Sunday, May 4, 2008

You live in the Heartlands now

I've moved into Singaporean government housing, which is very different to our Western convention of government housing - which is always for low income earners and crime-ridden. I'm sure I'd be safe in saying that the vast majority of Singaporeans live in this kind of housing. Needless to say, it's hot here, so people keep their windows open. As you walk past you can smell the food cooking and hear the tv blaring. Miniature gardens adorn the walkways out the front of apartments and the forecourts out the front are a breeding ground for strays of every kind. I love cats so this really isn't a big deal for me.

I'm living in an estate, where there are many many residential buildings. The estates here are unique in that the first floors are generally taken up by shops and restaurants. It's truly amazing because these shops are generally cheaper than a supermarket or anywhere else for that matter. It may only be a matter of 50 cents for the average item but I can see that for people with families this would really add up over the course of a month. I spent $1.90 on dinner this evening. I'm sure this will all become very humdrum after a couple of months of living here, but as a total outsider this has severe novelty value for me.

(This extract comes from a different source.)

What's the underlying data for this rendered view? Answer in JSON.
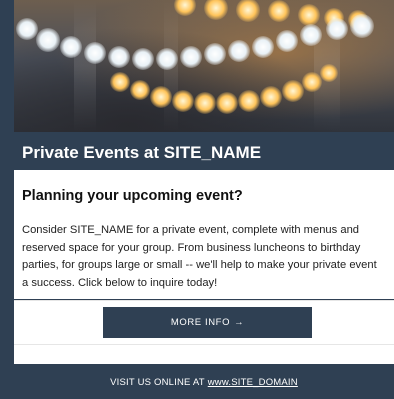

It's also very strange for me as someone who grew up in the suburbs of Melbourne. Living in a big house and only vaguely knowing the neighbours and a handful of people in my street (usually because they had children of a similar age), the idea of living in this kind of estate is positively mind-blowing. I'm sure most Singaporeans would laugh at this notion, but to me I walk through the estate and I see a community. I see people sitting outside on public seating chatting to one another, there's the lady who goes around the estate filling up cups of water for the strays and then there's the hawker centre in the middle of the estate upon which people converge to eat, talk and drink some Tiger. I'm very sure that these estates have their issues, their racial disharmony and their petty arguments between neighbours, but ultimately I walk through this place and get a sense of community. Which is something I think is rapidly being extinguished in Western countries in favour or privacy and security (of which I'm also in favour hehe).